Ivan Leko a toujours été un leader. Il a enfilé le brassard au Hajduk Split très jeune. Il a toujours paru plus intelligent que les autres. Il ne lui a manqué qu’une pointe de vitesse pour réussir une grande carrière dans l’entrejeu. Après des débuts difficiles, il a accompli un excellent travail à Saint-Trond, même si la prolongation de son contrat a tardé. Leko est un adepte de la collectivité. Il apprécie l’approche des entraîneurs italiens, les meilleurs du monde, à ses yeux. Il a souvent loué la tactique d’Antonio Conte, qui a mué l’Italie en grande équipe à l’EURO, alors qu’il n’avait pas de vedettes.

Le tempérament de Leko convient bien au Club. Il lui arrive d’exagérer et de se disputer avec le corps arbitral mais il n’est pas le seul en Belgique.
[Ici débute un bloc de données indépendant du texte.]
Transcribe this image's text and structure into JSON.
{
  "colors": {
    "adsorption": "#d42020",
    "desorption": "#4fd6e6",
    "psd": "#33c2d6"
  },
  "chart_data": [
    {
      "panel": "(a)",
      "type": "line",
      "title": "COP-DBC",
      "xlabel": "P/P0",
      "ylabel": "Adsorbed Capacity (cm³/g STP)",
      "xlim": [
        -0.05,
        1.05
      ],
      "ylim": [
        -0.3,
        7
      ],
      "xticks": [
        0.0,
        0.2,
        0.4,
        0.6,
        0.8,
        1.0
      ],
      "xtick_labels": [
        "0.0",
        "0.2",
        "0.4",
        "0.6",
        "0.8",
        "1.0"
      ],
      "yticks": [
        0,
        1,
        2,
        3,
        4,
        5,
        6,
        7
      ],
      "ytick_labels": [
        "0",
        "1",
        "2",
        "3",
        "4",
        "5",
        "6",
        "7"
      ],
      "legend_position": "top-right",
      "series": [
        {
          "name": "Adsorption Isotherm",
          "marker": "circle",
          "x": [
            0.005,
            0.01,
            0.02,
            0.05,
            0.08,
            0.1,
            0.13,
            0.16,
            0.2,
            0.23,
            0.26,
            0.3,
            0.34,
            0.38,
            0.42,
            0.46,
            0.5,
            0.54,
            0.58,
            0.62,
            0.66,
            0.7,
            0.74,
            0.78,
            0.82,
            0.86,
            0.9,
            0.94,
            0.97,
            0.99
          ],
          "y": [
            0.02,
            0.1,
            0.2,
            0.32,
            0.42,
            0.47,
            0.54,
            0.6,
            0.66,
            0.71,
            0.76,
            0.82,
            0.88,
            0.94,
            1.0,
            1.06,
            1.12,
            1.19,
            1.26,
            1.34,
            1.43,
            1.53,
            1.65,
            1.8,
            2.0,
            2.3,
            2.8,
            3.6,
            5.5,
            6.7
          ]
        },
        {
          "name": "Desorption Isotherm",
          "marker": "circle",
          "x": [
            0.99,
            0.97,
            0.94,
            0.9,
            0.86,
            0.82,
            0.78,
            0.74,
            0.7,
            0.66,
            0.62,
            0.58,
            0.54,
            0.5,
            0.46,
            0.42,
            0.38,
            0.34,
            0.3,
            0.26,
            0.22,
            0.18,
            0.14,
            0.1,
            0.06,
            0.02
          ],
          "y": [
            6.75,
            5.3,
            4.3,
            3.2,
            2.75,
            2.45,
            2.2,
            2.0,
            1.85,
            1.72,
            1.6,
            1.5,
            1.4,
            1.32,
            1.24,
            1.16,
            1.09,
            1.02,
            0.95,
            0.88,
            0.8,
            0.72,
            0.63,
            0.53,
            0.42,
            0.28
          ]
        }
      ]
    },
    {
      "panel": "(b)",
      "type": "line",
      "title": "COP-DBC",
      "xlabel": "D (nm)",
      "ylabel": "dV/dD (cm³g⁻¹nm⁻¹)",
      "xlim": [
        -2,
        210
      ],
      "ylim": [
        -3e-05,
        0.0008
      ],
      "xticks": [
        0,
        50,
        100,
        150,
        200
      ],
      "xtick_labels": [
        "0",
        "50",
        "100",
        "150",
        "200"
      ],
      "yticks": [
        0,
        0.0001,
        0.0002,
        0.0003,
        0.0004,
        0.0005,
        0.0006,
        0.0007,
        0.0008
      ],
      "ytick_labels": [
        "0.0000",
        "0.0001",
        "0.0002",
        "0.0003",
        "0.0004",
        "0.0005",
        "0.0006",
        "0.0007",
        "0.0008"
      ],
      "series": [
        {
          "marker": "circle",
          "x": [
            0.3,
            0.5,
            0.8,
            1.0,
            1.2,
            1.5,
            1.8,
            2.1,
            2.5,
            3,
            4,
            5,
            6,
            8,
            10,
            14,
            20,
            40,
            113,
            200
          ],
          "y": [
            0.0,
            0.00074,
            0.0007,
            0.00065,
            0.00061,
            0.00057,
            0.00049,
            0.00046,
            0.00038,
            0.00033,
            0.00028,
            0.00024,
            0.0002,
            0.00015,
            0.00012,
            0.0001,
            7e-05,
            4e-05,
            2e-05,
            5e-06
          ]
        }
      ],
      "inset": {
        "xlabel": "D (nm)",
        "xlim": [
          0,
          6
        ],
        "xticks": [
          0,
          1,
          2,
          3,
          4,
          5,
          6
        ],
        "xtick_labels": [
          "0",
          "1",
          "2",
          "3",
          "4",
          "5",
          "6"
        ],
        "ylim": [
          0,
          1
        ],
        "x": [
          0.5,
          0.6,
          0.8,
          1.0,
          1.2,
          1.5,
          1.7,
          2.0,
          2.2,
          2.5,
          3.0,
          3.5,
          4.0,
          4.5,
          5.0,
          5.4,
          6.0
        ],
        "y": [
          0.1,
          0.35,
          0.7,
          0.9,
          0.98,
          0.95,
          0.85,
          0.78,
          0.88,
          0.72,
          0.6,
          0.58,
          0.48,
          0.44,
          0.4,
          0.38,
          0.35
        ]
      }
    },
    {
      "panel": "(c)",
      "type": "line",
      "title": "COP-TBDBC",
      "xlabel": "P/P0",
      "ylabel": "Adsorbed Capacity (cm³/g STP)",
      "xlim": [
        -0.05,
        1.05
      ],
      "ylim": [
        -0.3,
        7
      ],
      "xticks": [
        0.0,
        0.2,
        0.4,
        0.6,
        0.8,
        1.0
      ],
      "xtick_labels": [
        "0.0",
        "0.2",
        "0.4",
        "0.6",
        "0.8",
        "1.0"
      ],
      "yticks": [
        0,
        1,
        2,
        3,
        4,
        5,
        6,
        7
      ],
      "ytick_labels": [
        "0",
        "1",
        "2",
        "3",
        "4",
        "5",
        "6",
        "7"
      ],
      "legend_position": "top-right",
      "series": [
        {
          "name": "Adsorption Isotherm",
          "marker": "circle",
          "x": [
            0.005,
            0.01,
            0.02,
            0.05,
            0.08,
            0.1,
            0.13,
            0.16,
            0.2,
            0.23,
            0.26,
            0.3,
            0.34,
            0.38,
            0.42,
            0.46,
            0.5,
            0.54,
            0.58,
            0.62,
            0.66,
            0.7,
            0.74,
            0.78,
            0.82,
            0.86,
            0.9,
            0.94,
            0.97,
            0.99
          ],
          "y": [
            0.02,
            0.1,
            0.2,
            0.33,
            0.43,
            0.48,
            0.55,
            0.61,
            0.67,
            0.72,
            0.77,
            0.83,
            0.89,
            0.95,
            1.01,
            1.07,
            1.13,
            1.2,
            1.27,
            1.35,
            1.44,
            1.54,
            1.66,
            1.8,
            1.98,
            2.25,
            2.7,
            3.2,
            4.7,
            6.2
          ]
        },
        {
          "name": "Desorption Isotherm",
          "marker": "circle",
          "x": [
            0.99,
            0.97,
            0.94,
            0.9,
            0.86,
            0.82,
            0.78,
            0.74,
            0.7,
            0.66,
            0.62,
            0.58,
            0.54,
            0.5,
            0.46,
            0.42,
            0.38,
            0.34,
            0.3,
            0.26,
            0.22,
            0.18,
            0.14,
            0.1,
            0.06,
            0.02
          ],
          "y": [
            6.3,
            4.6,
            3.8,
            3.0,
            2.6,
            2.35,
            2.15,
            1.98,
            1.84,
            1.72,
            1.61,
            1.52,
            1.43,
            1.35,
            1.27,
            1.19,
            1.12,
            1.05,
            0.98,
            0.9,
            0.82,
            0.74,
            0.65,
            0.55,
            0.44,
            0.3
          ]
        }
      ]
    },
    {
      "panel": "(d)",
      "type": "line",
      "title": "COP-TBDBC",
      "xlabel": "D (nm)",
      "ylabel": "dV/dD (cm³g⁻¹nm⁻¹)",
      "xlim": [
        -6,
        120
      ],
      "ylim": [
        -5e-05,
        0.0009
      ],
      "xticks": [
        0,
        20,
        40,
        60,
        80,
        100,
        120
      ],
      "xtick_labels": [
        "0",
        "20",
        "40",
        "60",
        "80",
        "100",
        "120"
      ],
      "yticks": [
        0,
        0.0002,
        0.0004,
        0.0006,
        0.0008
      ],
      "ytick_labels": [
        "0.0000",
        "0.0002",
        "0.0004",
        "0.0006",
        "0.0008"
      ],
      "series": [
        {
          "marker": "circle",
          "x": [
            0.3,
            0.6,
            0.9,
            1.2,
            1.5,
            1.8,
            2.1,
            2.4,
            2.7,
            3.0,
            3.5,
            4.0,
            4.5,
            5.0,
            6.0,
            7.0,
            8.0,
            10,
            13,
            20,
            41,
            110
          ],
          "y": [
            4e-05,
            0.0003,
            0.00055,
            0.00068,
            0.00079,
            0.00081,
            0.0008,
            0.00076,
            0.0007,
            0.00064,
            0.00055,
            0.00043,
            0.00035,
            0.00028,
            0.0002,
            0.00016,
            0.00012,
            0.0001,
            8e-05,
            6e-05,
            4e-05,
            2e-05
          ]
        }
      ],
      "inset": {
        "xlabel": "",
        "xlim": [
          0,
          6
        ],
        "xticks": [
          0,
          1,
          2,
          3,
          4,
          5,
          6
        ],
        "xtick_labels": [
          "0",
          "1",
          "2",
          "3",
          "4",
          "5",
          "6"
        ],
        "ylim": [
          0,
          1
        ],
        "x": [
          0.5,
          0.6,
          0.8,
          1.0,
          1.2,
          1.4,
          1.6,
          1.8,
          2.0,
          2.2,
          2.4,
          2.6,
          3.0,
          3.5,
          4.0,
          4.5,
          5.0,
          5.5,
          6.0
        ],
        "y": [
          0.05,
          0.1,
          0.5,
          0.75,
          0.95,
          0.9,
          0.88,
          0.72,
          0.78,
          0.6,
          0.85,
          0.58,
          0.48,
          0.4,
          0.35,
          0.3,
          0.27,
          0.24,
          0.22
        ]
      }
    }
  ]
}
Leko est malgré tout propulsé dans un autre univers. Il subira plus de pression de sa hiérarchie mais quelqu’un qui a travaillé sous les ordres de Roland Duchâtelet doit pouvoir gérer ce genre de situation.

Ivan Leko doit former une équipe qui porte chaque semaine les valeurs du Club. Il sait ce qu’il veut : un football passionné, de la vitesse, des actions, le sens du but. Il entraîne les automatismes, veillant à générer trois ou quatre solutions. Il peut parler de football avec passion. Il le fait plus loin dans ce magazine. Il n’attend pas, il opère avec un bloc : il attaque avec six, défend avec dix. Reste à transposer tout ça au Club Bruges. Et à prouver qu’il possède le bagage requis pour entraîner au plus haut niveau.

par JACQUES SYS

Le tempérament d’Ivan Leko convient bien au Club Bruges.